Bennack told his audience he expected “circulation and ad revenue for the printed paper will, at best, probably be in the future pretty flat with 2007’s depressed levels.” And that, he said, means that publishers have to get realistic about their business, and reset advertising, circulation and profit targets “so we don’t live in a constant state of depression.”

Bennack’s advice to publishers is to expand to as many platforms as possible  -- televsion, mobile phones, personal digital assistants, and download and read products such as Amazon’s electronic book reader, Kindle – “every gadget that people will use to tether themselves to their work, their friends and family, and to the news,” he said.

Kindle, coincidentally also came up at the Murdoch presentation when none other than Martha Stewart (yes, that Martha Stewart) told Murdoch that she used Kindle for her $119 subscription to the Wall Street Journal.

And it’s not that Bennack doesn’t understand what’s going on out there. For 23 years as Hearst CEO he built the company into the powerhouse that it is today.
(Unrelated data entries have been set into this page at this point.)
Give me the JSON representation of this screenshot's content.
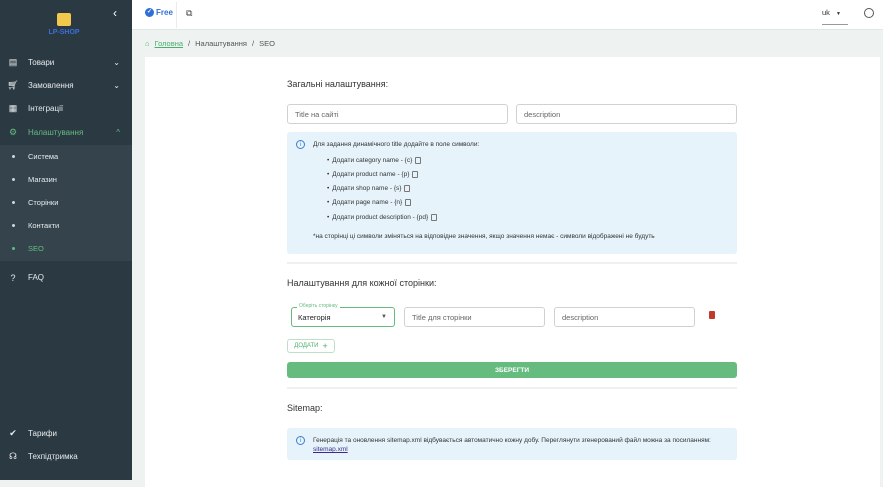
{
  "sidebar": {
    "logo": "LP-SHOP",
    "items": [
      {
        "label": "Товари",
        "icon": "archive-icon"
      },
      {
        "label": "Замовлення",
        "icon": "cart-icon"
      },
      {
        "label": "Інтеграції",
        "icon": "widgets-icon"
      },
      {
        "label": "Налаштування",
        "icon": "gear-icon"
      }
    ],
    "sub": [
      "Система",
      "Магазин",
      "Сторінки",
      "Контакти",
      "SEO"
    ],
    "faq": "FAQ",
    "tariffs": "Тарифи",
    "support": "Техпідтримка"
  },
  "topbar": {
    "plan": "Free",
    "lang": "uk"
  },
  "breadcrumb": {
    "home": "Головна",
    "section": "Налаштування",
    "current": "SEO"
  },
  "general": {
    "title": "Загальні налаштування:",
    "title_placeholder": "Title на сайті",
    "desc_placeholder": "description",
    "info_intro": "Для задання динамічного title додайте в поле символи:",
    "items": [
      "Додати category name - {c}",
      "Додати product name - {p}",
      "Додати shop name - {s}",
      "Додати page name - {n}",
      "Додати product description - {pd}"
    ],
    "note": "*на сторінці ці символи зміняться на відповідне значення, якщо значення немає - символи відображені не будуть"
  },
  "per_page": {
    "title": "Налаштування для кожної сторінки:",
    "select_label": "Оберіть сторінку",
    "select_value": "Категорія",
    "title_placeholder": "Title для сторінки",
    "desc_placeholder": "description",
    "add": "ДОДАТИ",
    "save": "ЗБЕРЕГТИ"
  },
  "sitemap": {
    "title": "Sitemap:",
    "text": "Генерація та оновлення sitemap.xml відбувається автоматично кожну добу. Переглянути згенерований файл можна за посиланням:",
    "link": "sitemap.xml"
  },
  "colors": {
    "accent": "#66bb7f",
    "sidebar": "#2b3942",
    "info": "#e6f3fa"
  }
}
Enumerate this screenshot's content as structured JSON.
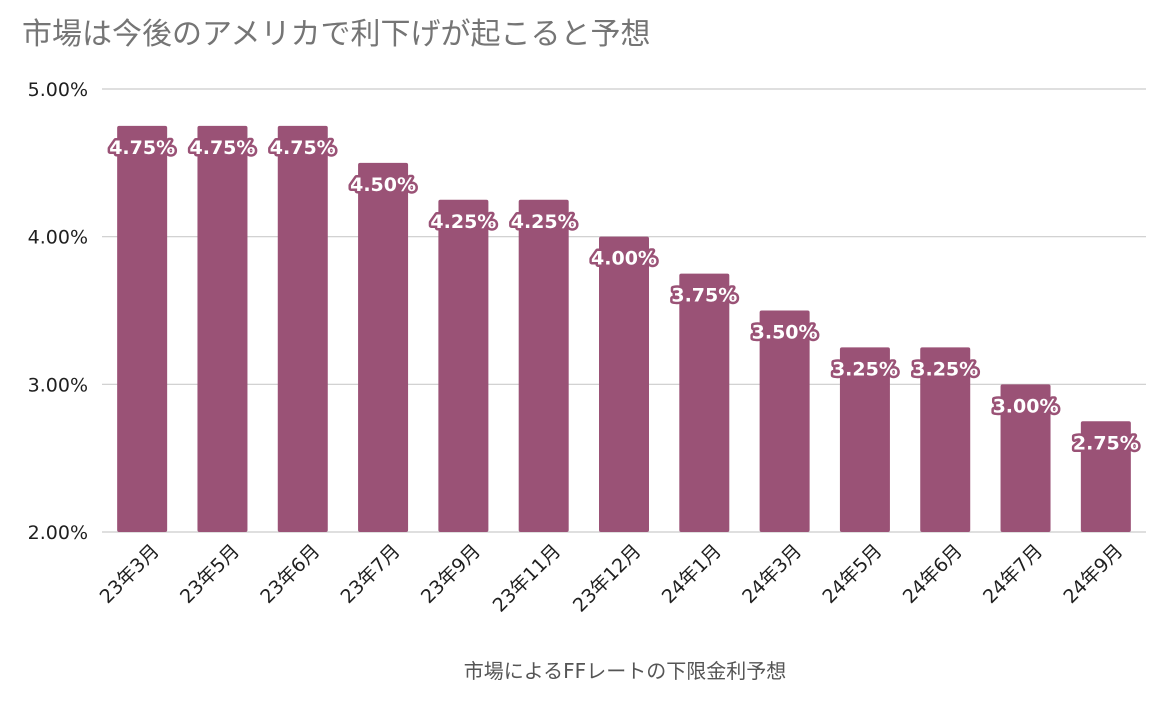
{
  "chart_data": {
    "type": "bar",
    "title": "市場は今後のアメリカで利下げが起こると予想",
    "xlabel": "市場によるFFレートの下限金利予想",
    "ylabel": "",
    "ylim": [
      2.0,
      5.0
    ],
    "yticks": [
      "2.00%",
      "3.00%",
      "4.00%",
      "5.00%"
    ],
    "ytick_values": [
      2.0,
      3.0,
      4.0,
      5.0
    ],
    "grid": true,
    "bar_color": "#9a5276",
    "categories": [
      "23年3月",
      "23年5月",
      "23年6月",
      "23年7月",
      "23年9月",
      "23年11月",
      "23年12月",
      "24年1月",
      "24年3月",
      "24年5月",
      "24年6月",
      "24年7月",
      "24年9月"
    ],
    "values": [
      4.75,
      4.75,
      4.75,
      4.5,
      4.25,
      4.25,
      4.0,
      3.75,
      3.5,
      3.25,
      3.25,
      3.0,
      2.75
    ],
    "data_labels": [
      "4.75%",
      "4.75%",
      "4.75%",
      "4.50%",
      "4.25%",
      "4.25%",
      "4.00%",
      "3.75%",
      "3.50%",
      "3.25%",
      "3.25%",
      "3.00%",
      "2.75%"
    ]
  }
}
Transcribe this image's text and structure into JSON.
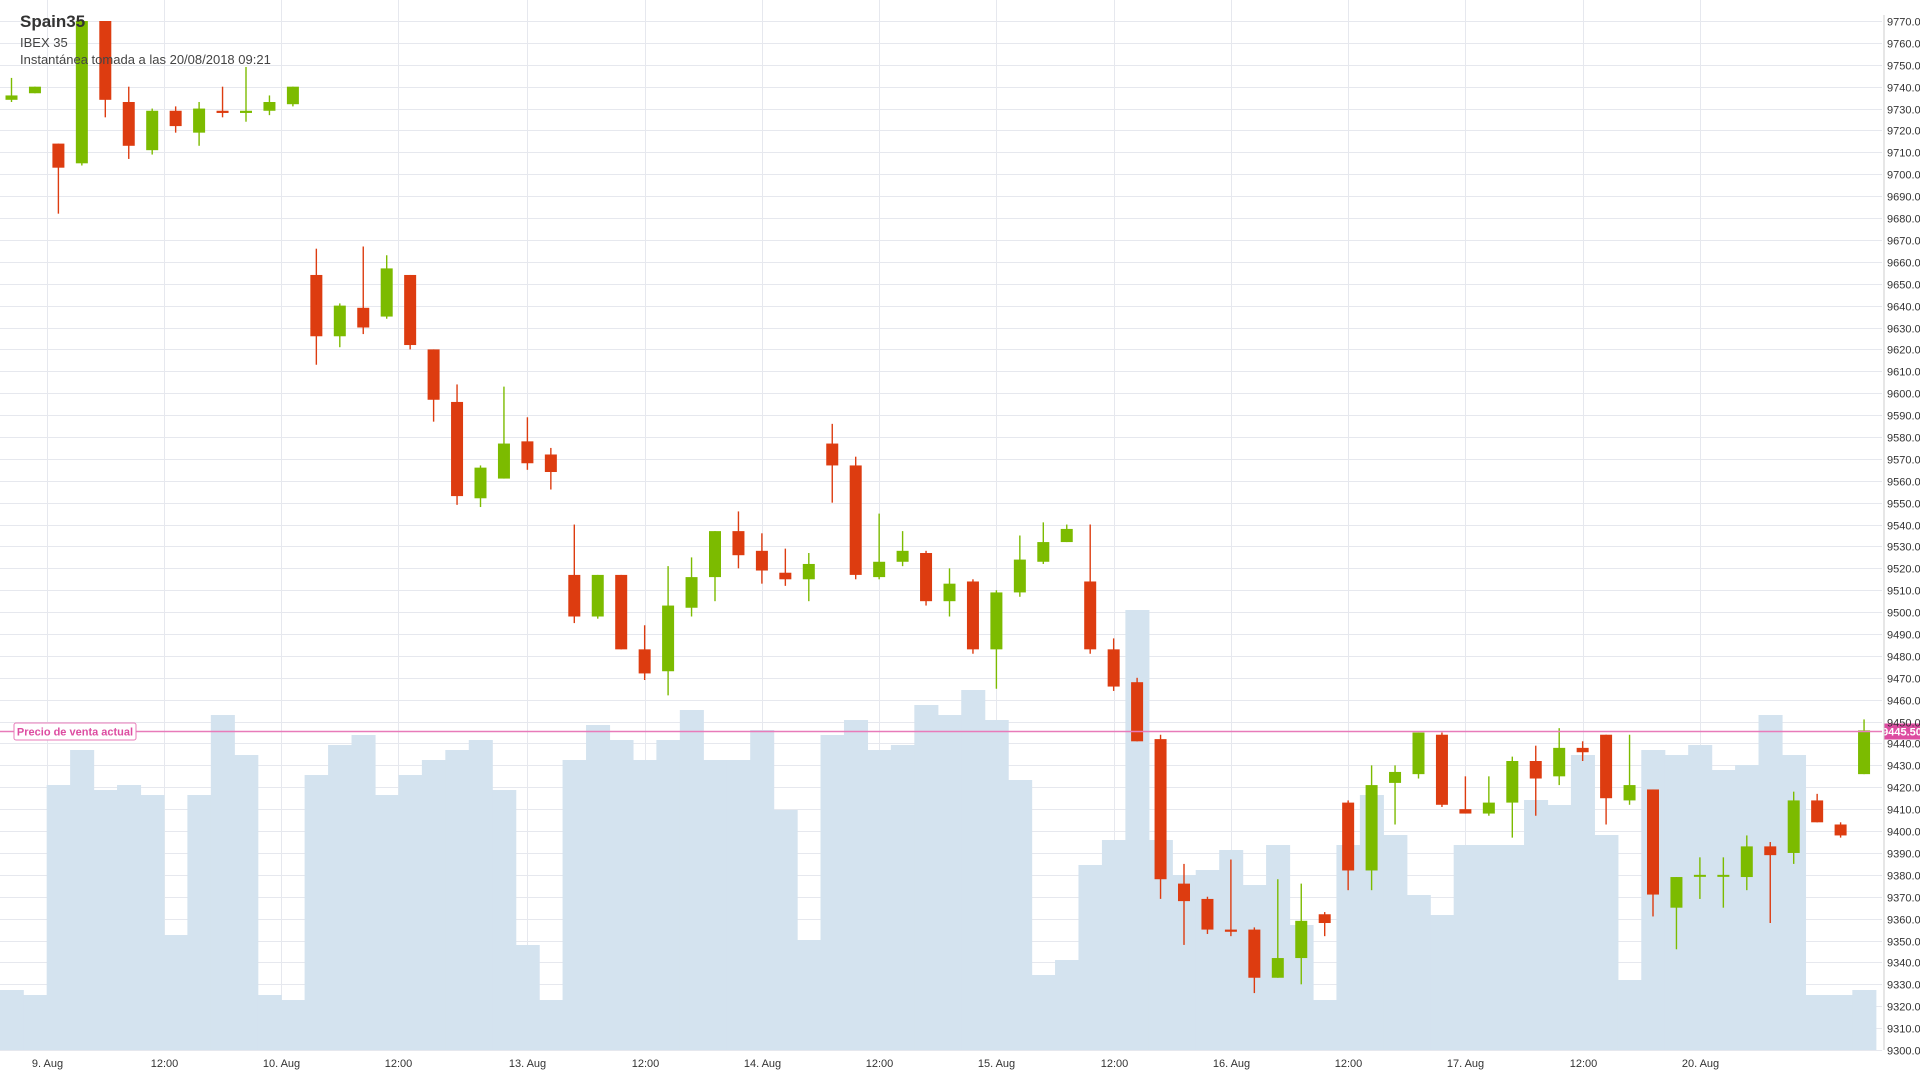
{
  "header": {
    "title": "Spain35",
    "subtitle": "IBEX 35",
    "snapshot": "Instantánea tomada a las 20/08/2018 09:21"
  },
  "colors": {
    "up": "#7cbb00",
    "down": "#dd3c10",
    "volume": "#d4e3ef",
    "grid": "#e6e8ee",
    "price_line": "#e87bb9",
    "price_badge": "#dd4ca1"
  },
  "price_line": {
    "label": "Precio de venta actual",
    "value": 9445.5,
    "value_label": "9445.50"
  },
  "chart_data": {
    "type": "candlestick",
    "x_labels": [
      {
        "label": "9. Aug",
        "index": 1.5
      },
      {
        "label": "12:00",
        "index": 6.5
      },
      {
        "label": "10. Aug",
        "index": 11.5
      },
      {
        "label": "12:00",
        "index": 16.5
      },
      {
        "label": "13. Aug",
        "index": 22.0
      },
      {
        "label": "12:00",
        "index": 27.0
      },
      {
        "label": "14. Aug",
        "index": 32.0
      },
      {
        "label": "12:00",
        "index": 37.0
      },
      {
        "label": "15. Aug",
        "index": 42.0
      },
      {
        "label": "12:00",
        "index": 47.0
      },
      {
        "label": "16. Aug",
        "index": 52.0
      },
      {
        "label": "12:00",
        "index": 57.0
      },
      {
        "label": "17. Aug",
        "index": 62.0
      },
      {
        "label": "12:00",
        "index": 67.0
      },
      {
        "label": "20. Aug",
        "index": 72.0
      }
    ],
    "y_axis": {
      "min": 9300,
      "max": 9770,
      "step": 10,
      "decimals": 2
    },
    "volume_range": {
      "min": 0,
      "max": 1
    },
    "candles": [
      {
        "o": 9734,
        "h": 9744,
        "l": 9733,
        "c": 9736,
        "v": 0.12
      },
      {
        "o": 9737,
        "h": 9740,
        "l": 9737,
        "c": 9740,
        "v": 0.11
      },
      {
        "o": 9714,
        "h": 9714,
        "l": 9682,
        "c": 9703,
        "v": 0.53
      },
      {
        "o": 9705,
        "h": 9770,
        "l": 9704,
        "c": 9770,
        "v": 0.6
      },
      {
        "o": 9770,
        "h": 9770,
        "l": 9726,
        "c": 9734,
        "v": 0.52
      },
      {
        "o": 9733,
        "h": 9740,
        "l": 9707,
        "c": 9713,
        "v": 0.53
      },
      {
        "o": 9711,
        "h": 9730,
        "l": 9709,
        "c": 9729,
        "v": 0.51
      },
      {
        "o": 9729,
        "h": 9731,
        "l": 9719,
        "c": 9722,
        "v": 0.23
      },
      {
        "o": 9719,
        "h": 9733,
        "l": 9713,
        "c": 9730,
        "v": 0.51
      },
      {
        "o": 9729,
        "h": 9740,
        "l": 9726,
        "c": 9728,
        "v": 0.67
      },
      {
        "o": 9728,
        "h": 9749,
        "l": 9724,
        "c": 9729,
        "v": 0.59
      },
      {
        "o": 9729,
        "h": 9736,
        "l": 9727,
        "c": 9733,
        "v": 0.11
      },
      {
        "o": 9732,
        "h": 9740,
        "l": 9731,
        "c": 9740,
        "v": 0.1
      },
      {
        "o": 9654,
        "h": 9666,
        "l": 9613,
        "c": 9626,
        "v": 0.55
      },
      {
        "o": 9626,
        "h": 9641,
        "l": 9621,
        "c": 9640,
        "v": 0.61
      },
      {
        "o": 9639,
        "h": 9667,
        "l": 9627,
        "c": 9630,
        "v": 0.63
      },
      {
        "o": 9635,
        "h": 9663,
        "l": 9634,
        "c": 9657,
        "v": 0.51
      },
      {
        "o": 9654,
        "h": 9654,
        "l": 9620,
        "c": 9622,
        "v": 0.55
      },
      {
        "o": 9620,
        "h": 9620,
        "l": 9587,
        "c": 9597,
        "v": 0.58
      },
      {
        "o": 9596,
        "h": 9604,
        "l": 9549,
        "c": 9553,
        "v": 0.6
      },
      {
        "o": 9552,
        "h": 9567,
        "l": 9548,
        "c": 9566,
        "v": 0.62
      },
      {
        "o": 9561,
        "h": 9603,
        "l": 9561,
        "c": 9577,
        "v": 0.52
      },
      {
        "o": 9578,
        "h": 9589,
        "l": 9565,
        "c": 9568,
        "v": 0.21
      },
      {
        "o": 9572,
        "h": 9575,
        "l": 9556,
        "c": 9564,
        "v": 0.1
      },
      {
        "o": 9517,
        "h": 9540,
        "l": 9495,
        "c": 9498,
        "v": 0.58
      },
      {
        "o": 9498,
        "h": 9517,
        "l": 9497,
        "c": 9517,
        "v": 0.65
      },
      {
        "o": 9517,
        "h": 9517,
        "l": 9483,
        "c": 9483,
        "v": 0.62
      },
      {
        "o": 9483,
        "h": 9494,
        "l": 9469,
        "c": 9472,
        "v": 0.58
      },
      {
        "o": 9473,
        "h": 9521,
        "l": 9462,
        "c": 9503,
        "v": 0.62
      },
      {
        "o": 9502,
        "h": 9525,
        "l": 9498,
        "c": 9516,
        "v": 0.68
      },
      {
        "o": 9516,
        "h": 9537,
        "l": 9505,
        "c": 9537,
        "v": 0.58
      },
      {
        "o": 9537,
        "h": 9546,
        "l": 9520,
        "c": 9526,
        "v": 0.58
      },
      {
        "o": 9528,
        "h": 9536,
        "l": 9513,
        "c": 9519,
        "v": 0.64
      },
      {
        "o": 9518,
        "h": 9529,
        "l": 9512,
        "c": 9515,
        "v": 0.48
      },
      {
        "o": 9515,
        "h": 9527,
        "l": 9505,
        "c": 9522,
        "v": 0.22
      },
      {
        "o": 9577,
        "h": 9586,
        "l": 9550,
        "c": 9567,
        "v": 0.63
      },
      {
        "o": 9567,
        "h": 9571,
        "l": 9515,
        "c": 9517,
        "v": 0.66
      },
      {
        "o": 9516,
        "h": 9545,
        "l": 9515,
        "c": 9523,
        "v": 0.6
      },
      {
        "o": 9523,
        "h": 9537,
        "l": 9521,
        "c": 9528,
        "v": 0.61
      },
      {
        "o": 9527,
        "h": 9528,
        "l": 9503,
        "c": 9505,
        "v": 0.69
      },
      {
        "o": 9505,
        "h": 9520,
        "l": 9498,
        "c": 9513,
        "v": 0.67
      },
      {
        "o": 9514,
        "h": 9515,
        "l": 9481,
        "c": 9483,
        "v": 0.72
      },
      {
        "o": 9483,
        "h": 9510,
        "l": 9465,
        "c": 9509,
        "v": 0.66
      },
      {
        "o": 9509,
        "h": 9535,
        "l": 9507,
        "c": 9524,
        "v": 0.54
      },
      {
        "o": 9523,
        "h": 9541,
        "l": 9522,
        "c": 9532,
        "v": 0.15
      },
      {
        "o": 9532,
        "h": 9540,
        "l": 9532,
        "c": 9538,
        "v": 0.18
      },
      {
        "o": 9514,
        "h": 9540,
        "l": 9481,
        "c": 9483,
        "v": 0.37
      },
      {
        "o": 9483,
        "h": 9488,
        "l": 9464,
        "c": 9466,
        "v": 0.42
      },
      {
        "o": 9468,
        "h": 9470,
        "l": 9441,
        "c": 9441,
        "v": 0.88
      },
      {
        "o": 9442,
        "h": 9444,
        "l": 9369,
        "c": 9378,
        "v": 0.42
      },
      {
        "o": 9376,
        "h": 9385,
        "l": 9348,
        "c": 9368,
        "v": 0.35
      },
      {
        "o": 9369,
        "h": 9370,
        "l": 9353,
        "c": 9355,
        "v": 0.36
      },
      {
        "o": 9355,
        "h": 9387,
        "l": 9352,
        "c": 9354,
        "v": 0.4
      },
      {
        "o": 9355,
        "h": 9356,
        "l": 9326,
        "c": 9333,
        "v": 0.33
      },
      {
        "o": 9333,
        "h": 9378,
        "l": 9333,
        "c": 9342,
        "v": 0.41
      },
      {
        "o": 9342,
        "h": 9376,
        "l": 9330,
        "c": 9359,
        "v": 0.25
      },
      {
        "o": 9362,
        "h": 9363,
        "l": 9352,
        "c": 9358,
        "v": 0.1
      },
      {
        "o": 9413,
        "h": 9414,
        "l": 9373,
        "c": 9382,
        "v": 0.41
      },
      {
        "o": 9382,
        "h": 9430,
        "l": 9373,
        "c": 9421,
        "v": 0.51
      },
      {
        "o": 9422,
        "h": 9430,
        "l": 9403,
        "c": 9427,
        "v": 0.43
      },
      {
        "o": 9426,
        "h": 9445,
        "l": 9424,
        "c": 9445,
        "v": 0.31
      },
      {
        "o": 9444,
        "h": 9445,
        "l": 9411,
        "c": 9412,
        "v": 0.27
      },
      {
        "o": 9410,
        "h": 9425,
        "l": 9408,
        "c": 9408,
        "v": 0.41
      },
      {
        "o": 9408,
        "h": 9425,
        "l": 9407,
        "c": 9413,
        "v": 0.41
      },
      {
        "o": 9413,
        "h": 9434,
        "l": 9397,
        "c": 9432,
        "v": 0.41
      },
      {
        "o": 9432,
        "h": 9439,
        "l": 9407,
        "c": 9424,
        "v": 0.5
      },
      {
        "o": 9425,
        "h": 9447,
        "l": 9421,
        "c": 9438,
        "v": 0.49
      },
      {
        "o": 9438,
        "h": 9441,
        "l": 9432,
        "c": 9436,
        "v": 0.59
      },
      {
        "o": 9444,
        "h": 9444,
        "l": 9403,
        "c": 9415,
        "v": 0.43
      },
      {
        "o": 9414,
        "h": 9444,
        "l": 9412,
        "c": 9421,
        "v": 0.14
      },
      {
        "o": 9419,
        "h": 9419,
        "l": 9361,
        "c": 9371,
        "v": 0.6
      },
      {
        "o": 9365,
        "h": 9379,
        "l": 9346,
        "c": 9379,
        "v": 0.59
      },
      {
        "o": 9380,
        "h": 9388,
        "l": 9369,
        "c": 9380,
        "v": 0.61
      },
      {
        "o": 9380,
        "h": 9388,
        "l": 9365,
        "c": 9380,
        "v": 0.56
      },
      {
        "o": 9379,
        "h": 9398,
        "l": 9373,
        "c": 9393,
        "v": 0.57
      },
      {
        "o": 9393,
        "h": 9395,
        "l": 9358,
        "c": 9389,
        "v": 0.67
      },
      {
        "o": 9390,
        "h": 9418,
        "l": 9385,
        "c": 9414,
        "v": 0.59
      },
      {
        "o": 9414,
        "h": 9417,
        "l": 9404,
        "c": 9404,
        "v": 0.11
      },
      {
        "o": 9403,
        "h": 9404,
        "l": 9397,
        "c": 9398,
        "v": 0.11
      },
      {
        "o": 9426,
        "h": 9451,
        "l": 9426,
        "c": 9446,
        "v": 0.12
      }
    ]
  }
}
He understands that newspapers had to make cuts – inevitable in such dire situations – but he noted newspapers printed with ink on paper will continue even as they utilize new platforms.

But is Murdoch really right – that job classified advertising will move entirely to the Internet? When the New York Times Company reports that for all its January newspapers classified advertising was down  22.6% in January over a year ago, then, yes, maybe the writing is on the wall.

In the UK, Reed Employment, a major recruitment company, says its recent research shows that fully 89% of recent university graduates only search for jobs online. Only 3% said they regularly check newspaper job sections.

Stephen Harrison, operations manager at Reed Graduates, said graduates were more receptive to receiving information online than in print. “To attract top graduates, businesses will need to rethink the ways in which they recruit ensuring that online recruitment and perhaps even social networking are included.”

And it’s a similar situation in the US, according to a survey of recruiters by Classified Intelligence in conjunction with ERE Media. The bottom line: “print advertising is an ineffective medium for recruiting candidates."

Some 70% found print was either "very ineffective" or "ineffective" and only 14%  said that print was a good way to find employees.

So with the recruiters saying print job ads don’t work anymore maybe it does behoove publishers to go along with Murdoch and figure that particular print business is lost (possibly retrievable in part on their own web sites).

It’s been said often before, but if publishers kept a closer eye on Main Street than they do on Wall Street they would be a lot better off. And if they were to set realistic margin targets that permit  the necessary investment for  top local reporting – to provide a news product that no one else can and therefore a vehicle which advertisers want to be part of --  then there will be little need for the daily Prozac.